I've known my husband for eight years. For seven of those eight years, he has managed - with a spectacular sense of bad timing - to contract an illness by Christmas Eve. He's had a head cold, the 'flu and a lung embolism. He's spent Christmases in bed at my mother's house, his mother's house, our house and in hospital. This year, I was woken on Christmas morning by the sound of my husband worshipping the porcelain goddess - somewhere on our Odyssey to and from Frankfurt airport, he picked up a technicolour dose of stomach flu and spent the day running back and forth to the bathroom. I spent the day running after him with a bucket of disinfectant.
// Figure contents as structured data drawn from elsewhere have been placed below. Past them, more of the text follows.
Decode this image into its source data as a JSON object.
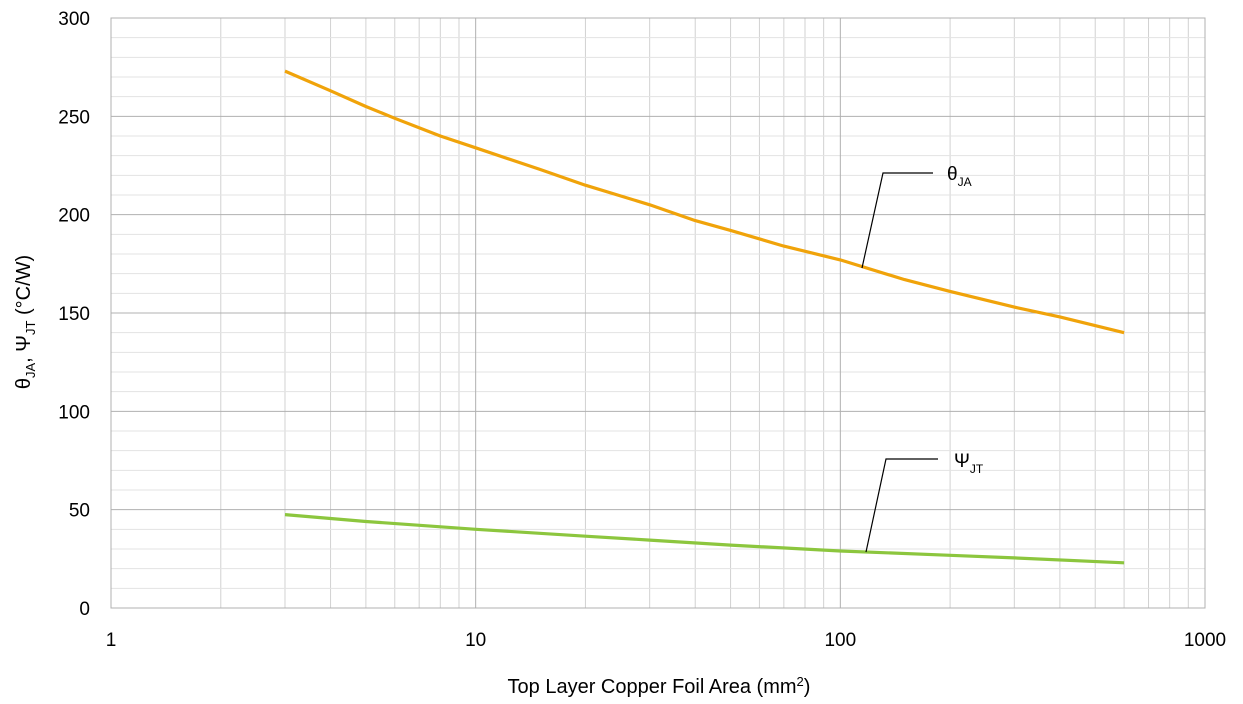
{
  "chart_data": {
    "type": "line",
    "title": "",
    "xlabel": {
      "prefix": "Top Layer Copper Foil Area (mm",
      "sup": "2",
      "suffix": ")"
    },
    "ylabel": {
      "p1": "θ",
      "p1_sub": "JA",
      "p2": ", Ψ",
      "p2_sub": "JT",
      "p3": " (°C/W)"
    },
    "xscale": "log",
    "xlim": [
      1,
      1000
    ],
    "ylim": [
      0,
      300
    ],
    "xticks": [
      1,
      10,
      100,
      1000
    ],
    "xtick_labels": [
      "1",
      "10",
      "100",
      "1000"
    ],
    "yticks": [
      0,
      50,
      100,
      150,
      200,
      250,
      300
    ],
    "ytick_labels": [
      "0",
      "50",
      "100",
      "150",
      "200",
      "250",
      "300"
    ],
    "grid": true,
    "series": [
      {
        "name": "θJA",
        "label_main": "θ",
        "label_sub": "JA",
        "color": "#f0a30a",
        "x": [
          3,
          4,
          5,
          6,
          8,
          10,
          15,
          20,
          30,
          40,
          50,
          70,
          100,
          150,
          200,
          300,
          400,
          600
        ],
        "y": [
          273,
          263,
          255,
          249,
          240,
          234,
          223,
          215,
          205,
          197,
          192,
          184,
          177,
          167,
          161,
          153,
          148,
          140
        ]
      },
      {
        "name": "ΨJT",
        "label_main": "Ψ",
        "label_sub": "JT",
        "color": "#8cc63e",
        "x": [
          3,
          5,
          10,
          20,
          30,
          50,
          100,
          200,
          300,
          600
        ],
        "y": [
          47.5,
          44,
          40,
          36.5,
          34.5,
          32,
          29,
          26.8,
          25.5,
          23
        ]
      }
    ]
  }
}
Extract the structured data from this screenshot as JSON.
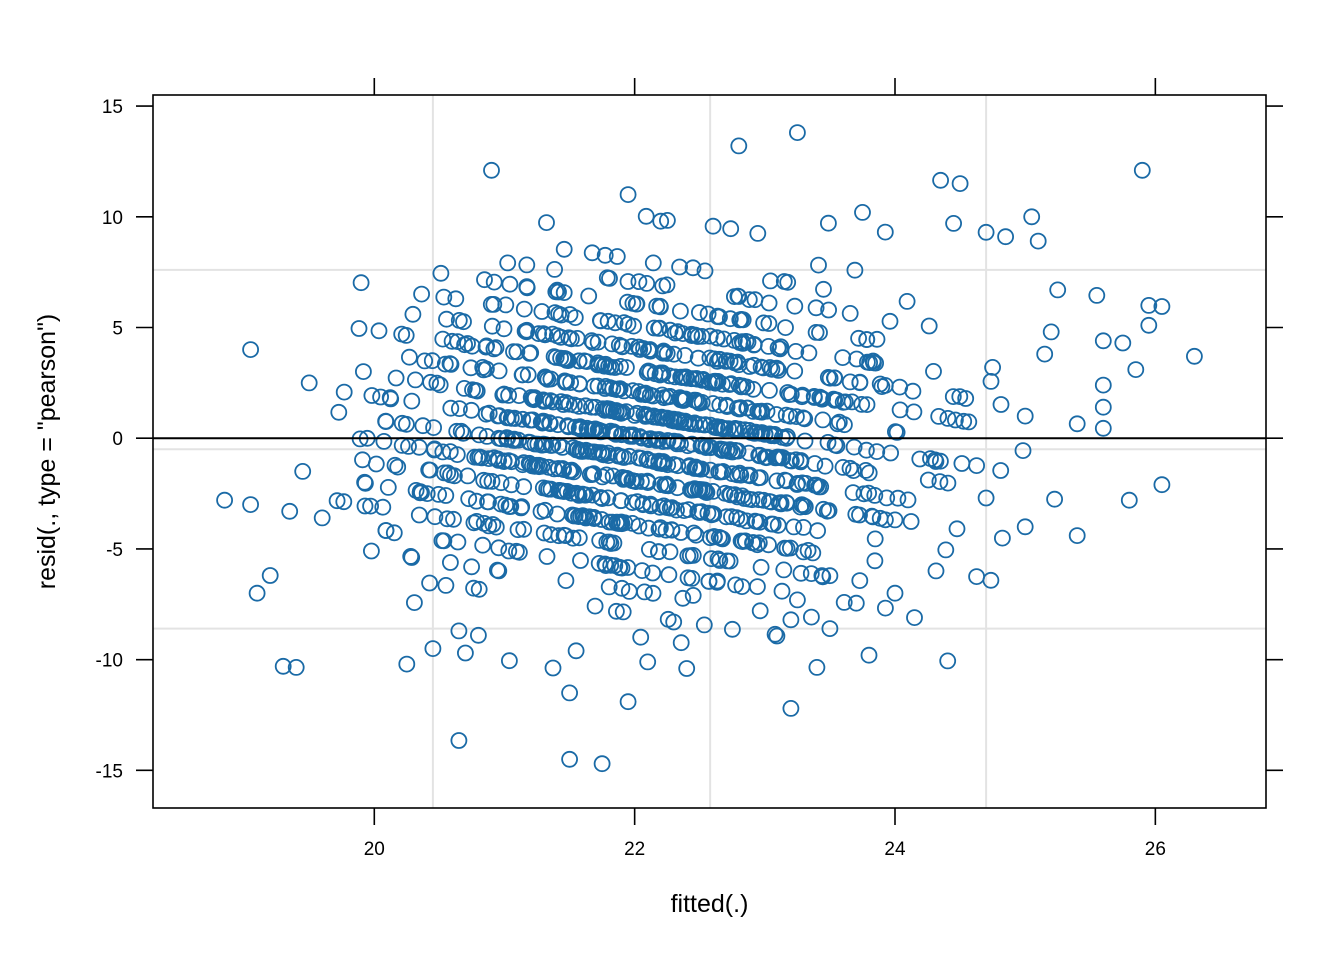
{
  "chart_data": {
    "type": "scatter",
    "title": "",
    "xlabel": "fitted(.)",
    "ylabel": "resid(., type = \"pearson\")",
    "xlim": [
      18.3,
      26.85
    ],
    "ylim": [
      -16.7,
      15.5
    ],
    "x_ticks": [
      20,
      22,
      24,
      26
    ],
    "x_tick_labels": [
      "20",
      "22",
      "24",
      "26"
    ],
    "y_ticks": [
      -15,
      -10,
      -5,
      0,
      5,
      10,
      15
    ],
    "y_tick_labels": [
      "-15",
      "-10",
      "-5",
      "0",
      "5",
      "10",
      "15"
    ],
    "grid_x": [
      20.45,
      22.58,
      24.7
    ],
    "grid_y": [
      -8.6,
      -0.5,
      7.6
    ],
    "reference_line_y": 0,
    "grid": true,
    "legend": "none",
    "colors": {
      "points": "#1a6aa6",
      "grid": "#e3e3e3",
      "reference_line": "#000000",
      "frame": "#000000"
    },
    "outlier_points": [
      [
        18.85,
        -2.8
      ],
      [
        19.05,
        -3.0
      ],
      [
        19.05,
        4.0
      ],
      [
        19.1,
        -7.0
      ],
      [
        19.3,
        -10.3
      ],
      [
        19.4,
        -10.35
      ],
      [
        19.2,
        -6.2
      ],
      [
        19.5,
        2.5
      ],
      [
        19.45,
        -1.5
      ],
      [
        19.6,
        -3.6
      ],
      [
        19.35,
        -3.3
      ],
      [
        20.9,
        12.1
      ],
      [
        22.8,
        13.2
      ],
      [
        23.25,
        13.8
      ],
      [
        25.9,
        12.1
      ],
      [
        24.35,
        11.65
      ],
      [
        24.5,
        11.5
      ],
      [
        21.95,
        11.0
      ],
      [
        22.2,
        9.8
      ],
      [
        23.75,
        10.2
      ],
      [
        25.05,
        10.0
      ],
      [
        24.45,
        9.7
      ],
      [
        20.65,
        -13.65
      ],
      [
        21.5,
        -14.5
      ],
      [
        21.75,
        -14.7
      ],
      [
        21.95,
        -11.9
      ],
      [
        21.5,
        -11.5
      ],
      [
        23.2,
        -12.2
      ],
      [
        22.4,
        -10.4
      ],
      [
        23.4,
        -10.35
      ],
      [
        20.25,
        -10.2
      ],
      [
        26.3,
        3.7
      ],
      [
        26.05,
        5.95
      ],
      [
        25.95,
        6.0
      ],
      [
        25.95,
        5.1
      ],
      [
        26.05,
        -2.1
      ],
      [
        25.85,
        3.1
      ],
      [
        25.75,
        4.3
      ],
      [
        25.55,
        6.45
      ],
      [
        25.6,
        4.4
      ],
      [
        25.6,
        2.4
      ],
      [
        25.6,
        1.4
      ],
      [
        25.6,
        0.45
      ],
      [
        25.4,
        0.65
      ],
      [
        25.4,
        -4.4
      ],
      [
        25.8,
        -2.8
      ],
      [
        25.25,
        6.7
      ],
      [
        25.2,
        4.8
      ],
      [
        25.15,
        3.8
      ],
      [
        25.1,
        8.9
      ],
      [
        25.0,
        -4.0
      ],
      [
        25.0,
        1.0
      ],
      [
        24.85,
        9.1
      ],
      [
        24.7,
        9.3
      ],
      [
        24.7,
        -2.7
      ],
      [
        24.75,
        3.2
      ],
      [
        24.0,
        -7.0
      ],
      [
        24.15,
        -8.1
      ],
      [
        23.8,
        -9.8
      ],
      [
        23.5,
        -8.6
      ],
      [
        23.2,
        -8.2
      ],
      [
        23.25,
        -7.3
      ],
      [
        22.3,
        -8.3
      ],
      [
        22.45,
        -7.1
      ],
      [
        20.65,
        -8.7
      ],
      [
        20.8,
        -8.9
      ],
      [
        20.45,
        -9.5
      ],
      [
        20.7,
        -9.7
      ],
      [
        21.55,
        -9.6
      ],
      [
        22.1,
        -10.1
      ]
    ],
    "dense_cloud": {
      "note": "Main cloud of about 1200 residual points between fitted 19.7 and 25.3 and residuals -10 to 10, arranged in diagonal stripes",
      "seed": 20240521,
      "count": 1200,
      "center_x": 22.1,
      "sd_x": 1.05,
      "sd_y": 3.6,
      "stripe_slope": 0.9,
      "stripe_spacing": 1.0
    }
  }
}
The thing about my husband is that he doesn't simply become ill - he collapses. He collapses into a sleeping coma and is useless for days. Nothing - no amount of conscientious nursing or annoyed poking - will remove him from his stinky bed. And it's impossible to discern the degree of seriousness of his illness: he deploys the same level of drama (whimpering, tossing, moaning, heavy breathing) for everything from the common sniffle to pneumonia. I simply can't tell how ill he is until he keels over - then I know that he's actually sick, as opposed to just looking for a bit of sympathy.
After two or three days of uninterrupted sleeping - in this case, this morning - I'll hear a stirring from the bedroom and the creaking of the floorboards. The bedroom door opens and my woolly-headed husband appears on the threshold, his jammies wrinkly and his hair standing on end. There's a triumphant grin about his chops, a kind of "Haha! I beat the plague!" He then plonks himself in front of his computer and checks that cyberspace has survived without him. In the meantime, I put on the Christmas dinner - the one that we should've had yesterday, instead of my plate of spaghetti.
2 comments:
LOL All men are alike with the drama they produce when ill, even with the slightest sniffle. "I can't breathe!!" is my hubby's cry - with which I (lovingly?) reply, "so open your mouth! Duh?!"
Glad he is feeling better. Merry Christmas!!
Sounds very familiar and I'm sure we've all seen it! Ha! Ha!